1. ## Joint Probability Question

Hi, I am having trouble with the following question:
Five balls are drawn without replacement from an urn containing 7 blue balls, 4 green balls, and 8 yellow balls. Let B, G, and Y be the total number of blue, green and yellow balls drawn, respectively. Find
a) The joint probability mass function of B, G, and Y.
b) The joint probability mass function of Y and B
c) THe marginal probability mass function for B, G, and Y separately. Do these marginal probabilities look familiar? ID them.

For a) I tried modelling the joint probability mass function using a combinatorial approach.
c(7 choose B)c(4 choose G)c(8 choose Y)/c(19 choose 5).
And B+G+Y=5 (because you can only choose 5 balls). However, after this I'm stuck.

2. these are all hypergeometrics

joint is $\displaystyle P(B=b,G=g,Y=y)={ {7 \choose b} {4 \choose g} {8 \choose y}\over {19 \choose 5}}$.

b is really the same...

$\displaystyle P(B=b,G=g)={ {7 \choose b} {4 \choose g} {8 \choose 5-b-g}\over {19 \choose 5}}$.

I'll only do B's distribution. It's B vs the world so...

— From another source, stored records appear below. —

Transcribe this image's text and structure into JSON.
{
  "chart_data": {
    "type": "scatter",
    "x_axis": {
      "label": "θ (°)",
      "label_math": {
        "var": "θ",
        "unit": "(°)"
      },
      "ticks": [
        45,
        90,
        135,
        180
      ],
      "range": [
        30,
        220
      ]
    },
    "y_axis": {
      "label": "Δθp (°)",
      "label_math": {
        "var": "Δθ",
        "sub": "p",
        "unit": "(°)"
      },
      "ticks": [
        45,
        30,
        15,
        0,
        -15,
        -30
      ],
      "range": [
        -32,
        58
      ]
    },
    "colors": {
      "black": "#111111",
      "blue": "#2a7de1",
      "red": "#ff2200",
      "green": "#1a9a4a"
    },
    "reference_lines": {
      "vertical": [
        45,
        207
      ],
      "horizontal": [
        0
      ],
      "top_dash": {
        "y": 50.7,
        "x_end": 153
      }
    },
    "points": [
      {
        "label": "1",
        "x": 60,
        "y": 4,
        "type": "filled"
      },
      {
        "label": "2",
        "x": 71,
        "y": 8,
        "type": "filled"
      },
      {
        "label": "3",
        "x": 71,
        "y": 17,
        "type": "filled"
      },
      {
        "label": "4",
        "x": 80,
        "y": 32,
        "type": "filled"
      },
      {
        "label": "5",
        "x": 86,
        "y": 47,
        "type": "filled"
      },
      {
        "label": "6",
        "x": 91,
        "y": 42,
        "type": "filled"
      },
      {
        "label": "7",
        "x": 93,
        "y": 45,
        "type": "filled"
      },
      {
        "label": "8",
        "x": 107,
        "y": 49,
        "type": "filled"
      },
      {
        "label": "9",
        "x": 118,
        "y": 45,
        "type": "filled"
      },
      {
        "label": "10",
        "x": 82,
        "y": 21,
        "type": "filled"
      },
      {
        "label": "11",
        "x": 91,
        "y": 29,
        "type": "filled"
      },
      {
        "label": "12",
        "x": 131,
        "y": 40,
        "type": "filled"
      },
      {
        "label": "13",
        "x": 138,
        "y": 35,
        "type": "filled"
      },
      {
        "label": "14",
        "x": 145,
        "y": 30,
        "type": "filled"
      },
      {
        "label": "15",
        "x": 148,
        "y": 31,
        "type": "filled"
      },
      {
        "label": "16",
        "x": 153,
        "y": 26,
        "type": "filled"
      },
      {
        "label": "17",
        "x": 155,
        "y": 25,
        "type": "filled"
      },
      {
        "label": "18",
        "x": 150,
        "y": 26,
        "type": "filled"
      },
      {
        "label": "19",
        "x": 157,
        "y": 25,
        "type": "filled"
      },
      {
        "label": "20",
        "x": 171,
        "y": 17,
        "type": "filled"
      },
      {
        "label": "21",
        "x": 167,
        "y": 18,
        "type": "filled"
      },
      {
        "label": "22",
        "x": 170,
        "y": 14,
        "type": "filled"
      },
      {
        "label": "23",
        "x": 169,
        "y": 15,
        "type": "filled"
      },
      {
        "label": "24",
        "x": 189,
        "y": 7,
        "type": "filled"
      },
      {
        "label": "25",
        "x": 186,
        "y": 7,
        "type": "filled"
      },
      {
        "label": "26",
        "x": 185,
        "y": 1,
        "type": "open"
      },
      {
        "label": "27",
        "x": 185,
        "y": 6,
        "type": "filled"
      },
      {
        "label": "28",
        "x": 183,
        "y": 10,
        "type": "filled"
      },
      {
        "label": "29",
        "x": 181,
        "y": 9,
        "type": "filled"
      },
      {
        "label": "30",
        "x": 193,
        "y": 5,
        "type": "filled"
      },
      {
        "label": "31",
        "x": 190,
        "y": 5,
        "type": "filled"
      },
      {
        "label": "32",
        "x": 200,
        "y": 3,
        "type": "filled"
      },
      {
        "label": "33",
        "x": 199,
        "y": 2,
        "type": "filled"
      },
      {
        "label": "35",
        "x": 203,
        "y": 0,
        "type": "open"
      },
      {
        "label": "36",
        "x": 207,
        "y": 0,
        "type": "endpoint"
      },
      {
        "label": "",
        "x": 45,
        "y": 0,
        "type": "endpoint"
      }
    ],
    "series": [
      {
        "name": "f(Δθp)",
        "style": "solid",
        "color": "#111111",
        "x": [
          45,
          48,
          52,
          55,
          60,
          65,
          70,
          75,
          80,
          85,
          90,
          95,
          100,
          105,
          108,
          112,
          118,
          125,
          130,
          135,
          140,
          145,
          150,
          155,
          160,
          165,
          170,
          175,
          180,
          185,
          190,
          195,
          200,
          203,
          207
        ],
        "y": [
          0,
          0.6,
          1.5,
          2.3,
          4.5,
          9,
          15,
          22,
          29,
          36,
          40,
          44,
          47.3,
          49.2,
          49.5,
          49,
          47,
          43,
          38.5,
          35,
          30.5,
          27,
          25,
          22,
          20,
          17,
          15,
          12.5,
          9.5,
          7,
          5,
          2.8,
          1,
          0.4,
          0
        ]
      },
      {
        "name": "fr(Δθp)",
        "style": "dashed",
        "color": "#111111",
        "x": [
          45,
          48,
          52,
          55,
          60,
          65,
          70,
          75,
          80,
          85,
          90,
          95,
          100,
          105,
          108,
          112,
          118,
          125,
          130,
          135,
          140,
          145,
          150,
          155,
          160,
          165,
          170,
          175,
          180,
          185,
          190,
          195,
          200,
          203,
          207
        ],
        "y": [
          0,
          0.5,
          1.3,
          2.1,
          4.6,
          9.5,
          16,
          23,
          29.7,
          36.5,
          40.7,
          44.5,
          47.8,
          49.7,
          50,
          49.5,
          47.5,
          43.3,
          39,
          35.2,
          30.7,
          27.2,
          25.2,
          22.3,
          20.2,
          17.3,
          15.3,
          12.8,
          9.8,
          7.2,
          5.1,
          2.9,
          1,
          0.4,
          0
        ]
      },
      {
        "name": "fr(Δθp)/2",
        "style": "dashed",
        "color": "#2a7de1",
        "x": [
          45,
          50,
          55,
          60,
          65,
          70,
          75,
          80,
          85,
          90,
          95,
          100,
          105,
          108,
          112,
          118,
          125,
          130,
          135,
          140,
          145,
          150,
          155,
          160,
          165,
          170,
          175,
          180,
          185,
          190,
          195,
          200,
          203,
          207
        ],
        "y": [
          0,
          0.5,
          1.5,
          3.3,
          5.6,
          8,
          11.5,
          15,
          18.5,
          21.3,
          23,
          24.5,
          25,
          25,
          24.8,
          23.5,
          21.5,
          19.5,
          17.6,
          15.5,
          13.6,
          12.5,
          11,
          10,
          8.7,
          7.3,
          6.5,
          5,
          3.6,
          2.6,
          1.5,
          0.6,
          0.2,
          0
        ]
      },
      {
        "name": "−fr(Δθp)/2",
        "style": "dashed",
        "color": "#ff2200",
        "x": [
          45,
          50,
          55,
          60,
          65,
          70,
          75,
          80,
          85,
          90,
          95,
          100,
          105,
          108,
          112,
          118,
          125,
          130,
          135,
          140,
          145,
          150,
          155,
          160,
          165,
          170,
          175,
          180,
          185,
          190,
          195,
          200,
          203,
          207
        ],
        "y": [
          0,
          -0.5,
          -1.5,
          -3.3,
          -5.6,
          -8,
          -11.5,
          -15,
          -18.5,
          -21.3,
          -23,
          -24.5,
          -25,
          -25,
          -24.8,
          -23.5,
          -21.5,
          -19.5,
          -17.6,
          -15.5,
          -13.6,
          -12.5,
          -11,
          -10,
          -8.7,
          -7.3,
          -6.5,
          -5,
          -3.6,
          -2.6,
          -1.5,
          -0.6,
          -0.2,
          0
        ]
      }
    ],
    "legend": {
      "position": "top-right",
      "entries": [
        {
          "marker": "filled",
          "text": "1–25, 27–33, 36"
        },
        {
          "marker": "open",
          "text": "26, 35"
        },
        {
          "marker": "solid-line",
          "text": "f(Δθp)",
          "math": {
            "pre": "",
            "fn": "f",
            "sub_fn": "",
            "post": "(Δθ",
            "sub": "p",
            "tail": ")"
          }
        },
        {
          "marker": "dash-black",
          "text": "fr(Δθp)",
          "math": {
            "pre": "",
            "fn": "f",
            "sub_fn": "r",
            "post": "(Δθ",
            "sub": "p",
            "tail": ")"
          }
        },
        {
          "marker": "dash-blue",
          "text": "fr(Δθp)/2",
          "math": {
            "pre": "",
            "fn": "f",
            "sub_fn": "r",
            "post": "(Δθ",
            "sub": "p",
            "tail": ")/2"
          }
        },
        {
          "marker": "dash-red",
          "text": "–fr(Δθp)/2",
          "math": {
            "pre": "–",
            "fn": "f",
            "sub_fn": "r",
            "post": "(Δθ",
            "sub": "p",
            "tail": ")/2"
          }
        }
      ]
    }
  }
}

$\displaystyle P(B=b)={ {7 \choose b} {12 \choose 5-b} \over {19 \choose 5}}$.

you do the other two.

3. I understand how you got part c, but
I don't really understand how you got part b. Is it because you are focusing on B and G, so Y is just what's left over?

4. I was in a rush.
I wrote the joint distribution of B and G.
Here's the joint of Y and B...

$\displaystyle P(B=b,Y=y)={ {7 \choose b} {8 \choose y} {4 \choose 5-b-y}\over {19 \choose 5}}$.

This is because b+y+g=5.
So, if you know two of them, you know the third one.